Lee personally invited schools to Tennessee
Posted: 5:54 PM, Mar 09, 2022
Updated: 2022-03-09 19:12:18-05
Gov Bill Lee and Phil Williams.jpeg

NASHVILLE, Tenn. (WTVF) — Should Tennessee children be taught that civil rights laws prohibiting discrimination were a bad thing?

On Wednesday, Gov. Bill Lee dodged those questions.

It follows a NewsChannel 5 investigation into a Michigan college that Lee personally invited to set up charter schools across Tennessee.

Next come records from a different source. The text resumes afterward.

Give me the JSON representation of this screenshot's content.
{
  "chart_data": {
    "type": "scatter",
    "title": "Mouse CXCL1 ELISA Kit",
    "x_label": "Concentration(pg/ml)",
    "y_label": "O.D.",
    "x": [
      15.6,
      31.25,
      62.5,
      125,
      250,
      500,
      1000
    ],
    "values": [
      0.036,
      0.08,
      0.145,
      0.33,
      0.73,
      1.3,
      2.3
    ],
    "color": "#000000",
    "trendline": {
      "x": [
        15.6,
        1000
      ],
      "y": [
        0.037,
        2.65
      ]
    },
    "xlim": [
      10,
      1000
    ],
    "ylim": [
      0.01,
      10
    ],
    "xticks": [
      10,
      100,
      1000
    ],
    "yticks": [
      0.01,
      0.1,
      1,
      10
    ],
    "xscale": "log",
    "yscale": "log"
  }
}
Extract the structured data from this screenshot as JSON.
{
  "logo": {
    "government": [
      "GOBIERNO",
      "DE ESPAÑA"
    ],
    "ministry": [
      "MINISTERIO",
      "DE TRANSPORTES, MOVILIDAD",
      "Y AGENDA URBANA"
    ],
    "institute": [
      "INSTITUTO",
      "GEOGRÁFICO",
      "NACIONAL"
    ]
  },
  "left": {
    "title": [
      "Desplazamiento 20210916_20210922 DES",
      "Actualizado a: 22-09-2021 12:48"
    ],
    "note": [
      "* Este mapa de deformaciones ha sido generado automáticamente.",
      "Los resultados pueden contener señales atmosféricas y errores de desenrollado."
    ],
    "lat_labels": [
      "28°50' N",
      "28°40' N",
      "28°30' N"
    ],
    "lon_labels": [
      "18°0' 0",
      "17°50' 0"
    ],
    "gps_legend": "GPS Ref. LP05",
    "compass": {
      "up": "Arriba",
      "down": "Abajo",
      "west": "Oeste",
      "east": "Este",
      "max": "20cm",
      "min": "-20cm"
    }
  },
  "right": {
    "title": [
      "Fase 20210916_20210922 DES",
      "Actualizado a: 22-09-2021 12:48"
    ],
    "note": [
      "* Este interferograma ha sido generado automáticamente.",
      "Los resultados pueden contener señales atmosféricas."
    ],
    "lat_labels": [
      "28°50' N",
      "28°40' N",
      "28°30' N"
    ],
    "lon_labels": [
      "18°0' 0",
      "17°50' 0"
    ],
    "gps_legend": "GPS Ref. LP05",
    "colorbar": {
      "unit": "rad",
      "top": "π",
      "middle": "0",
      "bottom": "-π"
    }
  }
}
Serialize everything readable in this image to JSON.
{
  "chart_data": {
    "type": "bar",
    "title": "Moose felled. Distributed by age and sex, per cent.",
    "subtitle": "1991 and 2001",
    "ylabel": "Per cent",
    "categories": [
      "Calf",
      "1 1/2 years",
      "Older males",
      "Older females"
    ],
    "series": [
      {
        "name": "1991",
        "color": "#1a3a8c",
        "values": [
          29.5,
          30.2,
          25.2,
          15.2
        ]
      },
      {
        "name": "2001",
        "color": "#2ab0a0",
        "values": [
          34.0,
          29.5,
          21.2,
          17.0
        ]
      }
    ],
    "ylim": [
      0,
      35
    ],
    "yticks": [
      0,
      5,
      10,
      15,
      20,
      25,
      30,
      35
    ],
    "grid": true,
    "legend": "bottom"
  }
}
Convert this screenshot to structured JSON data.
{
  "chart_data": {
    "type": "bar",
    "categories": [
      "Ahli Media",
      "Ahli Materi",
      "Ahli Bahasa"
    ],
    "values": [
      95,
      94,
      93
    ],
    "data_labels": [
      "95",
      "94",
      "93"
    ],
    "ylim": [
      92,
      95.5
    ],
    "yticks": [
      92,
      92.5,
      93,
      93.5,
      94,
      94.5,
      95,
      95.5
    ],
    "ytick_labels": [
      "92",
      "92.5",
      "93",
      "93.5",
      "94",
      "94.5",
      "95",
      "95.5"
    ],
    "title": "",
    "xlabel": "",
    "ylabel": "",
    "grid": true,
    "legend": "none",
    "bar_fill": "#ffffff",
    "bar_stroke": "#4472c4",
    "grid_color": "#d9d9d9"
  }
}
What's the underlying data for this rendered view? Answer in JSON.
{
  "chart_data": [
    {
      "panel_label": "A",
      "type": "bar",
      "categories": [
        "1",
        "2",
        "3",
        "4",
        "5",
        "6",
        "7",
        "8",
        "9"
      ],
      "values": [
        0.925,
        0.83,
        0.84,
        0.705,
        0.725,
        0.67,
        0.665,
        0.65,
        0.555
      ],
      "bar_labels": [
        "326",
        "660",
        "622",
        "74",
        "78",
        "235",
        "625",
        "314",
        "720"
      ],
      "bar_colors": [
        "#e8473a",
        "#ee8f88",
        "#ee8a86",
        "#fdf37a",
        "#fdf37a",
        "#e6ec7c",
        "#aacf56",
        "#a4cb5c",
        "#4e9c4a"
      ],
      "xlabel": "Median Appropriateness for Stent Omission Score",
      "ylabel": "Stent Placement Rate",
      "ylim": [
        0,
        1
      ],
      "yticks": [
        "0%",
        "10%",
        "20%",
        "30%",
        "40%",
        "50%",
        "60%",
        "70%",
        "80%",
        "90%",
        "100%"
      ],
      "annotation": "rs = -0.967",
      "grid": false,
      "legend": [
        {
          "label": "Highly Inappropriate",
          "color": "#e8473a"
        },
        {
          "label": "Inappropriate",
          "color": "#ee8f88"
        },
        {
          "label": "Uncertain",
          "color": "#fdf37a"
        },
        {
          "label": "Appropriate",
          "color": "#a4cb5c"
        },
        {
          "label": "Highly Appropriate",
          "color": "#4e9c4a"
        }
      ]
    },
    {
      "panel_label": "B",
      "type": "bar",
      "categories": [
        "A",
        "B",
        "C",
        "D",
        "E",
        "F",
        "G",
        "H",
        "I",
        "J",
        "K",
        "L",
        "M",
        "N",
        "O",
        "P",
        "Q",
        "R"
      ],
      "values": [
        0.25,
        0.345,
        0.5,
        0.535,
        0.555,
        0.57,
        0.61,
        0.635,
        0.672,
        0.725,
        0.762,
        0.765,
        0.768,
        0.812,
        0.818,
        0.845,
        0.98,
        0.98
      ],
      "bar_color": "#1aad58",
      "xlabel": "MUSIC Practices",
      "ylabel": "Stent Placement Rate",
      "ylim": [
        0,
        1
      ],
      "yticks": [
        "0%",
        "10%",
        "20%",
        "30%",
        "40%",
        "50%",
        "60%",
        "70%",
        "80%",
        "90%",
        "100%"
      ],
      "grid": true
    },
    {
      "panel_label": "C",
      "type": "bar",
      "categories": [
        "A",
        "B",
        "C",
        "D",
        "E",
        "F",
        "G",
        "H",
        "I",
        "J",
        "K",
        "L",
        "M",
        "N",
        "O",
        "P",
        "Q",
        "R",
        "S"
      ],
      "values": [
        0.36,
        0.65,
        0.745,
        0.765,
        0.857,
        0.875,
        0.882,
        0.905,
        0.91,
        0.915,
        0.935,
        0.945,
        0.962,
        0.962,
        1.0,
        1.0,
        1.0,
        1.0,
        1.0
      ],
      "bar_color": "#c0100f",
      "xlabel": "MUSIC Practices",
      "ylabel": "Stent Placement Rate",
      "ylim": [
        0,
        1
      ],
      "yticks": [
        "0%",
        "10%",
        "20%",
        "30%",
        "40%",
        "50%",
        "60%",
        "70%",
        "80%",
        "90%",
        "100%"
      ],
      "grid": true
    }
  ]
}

That investigation revealed that Hillsdale College's 1776 Curriculum rewrites the history of the civil rights movement.

"Hillsdale is not currently operating here, but they are one who would like to, and they'll go through the same vetting process as anyone, which will include curriculum," Lee said in response to questions from NewsChannel 5 Investigates.

Related: Charter school program favored by governor rewrites civil rights history

Less than six weeks ago, during his State of the State Address, Lee drew a standing ovation from the legislature's Republican supermajority when he announced a collaboration with the ultra-conservative college to set up the publicly funded, privately operated charter schools.

"For decades, Hillsdale College has been a standard-bearer in quality curriculum and in the responsibility of preserving American liberty," Lee told lawmakers. "I believe their efforts are a good fit for Tennessee, and we are finalizing a partnership with Hillsdale to expand their approach to civics education and K-12 education in Tennessee."

The head of Hillsdale College has said that Lee asked him to set up as many as 100 schools across the state, that Hillsdale agreed to establish 50 by Lee's "sell-by date."

After our investigation revealed how Hillsdale's curriculum rewrites the history of the civil rights movement, Princeton historian Kevin Kruse tweeted he was "not sure if I'm more offended as a historian or a Tennessean."

He also called it "right-wing hackery" and "mind-blowingly stupid stuff."

Lee's reaction?

"They'll be subject to the same process as any other charter management organization," he said.

NewsChannel 5 Investigates noted, "But you have embraced them. You included them in the State of the State. Do you not have an obligation to ensure that what they are teaching is historically correct?"

"I think that's why there will be a vetting process for them through the state Department of Education," Lee answered.

What about his personal responsibility?

"My obligation is to attract high-quality charter organizations," Lee said.

In fact, the curriculum that Lee embraced suggests that the civil rights law barring discrimination in public places violated the constitutional rights of those businesses that did not want to open their doors to people of color, saying "this was where the line between private conscience and government coercion began to blur."

We asked Lee, "Do you believe that businesses have a constitutional right to practice racial discrimination?"

Lee appeared to carefully choose his words.

"I do not think that discrimination based on race should be tolerated in any form," the governor said, quickly turning to another report.

Still, we wanted to get his reaction to Hillsdale's criticism of the civil rights movement, specifically that "the civil rights movement was almost immediately turned into programs that ran counter to the lofty ideals of the Founders."

So we decided to try one more time.

As the governor walked away, we followed.

"Do you believe that the civil rights movement was almost immediately turned into programs that ran counter to the lofty ideals of the founders?" we asked.

Lee said nothing.

"Have you read the curriculum, sir?" we asked.

We never got an answer.

It's not clear why the governor would have invited Hillsdale to Tennessee without reading the curriculum first to see just how "informed" it really is.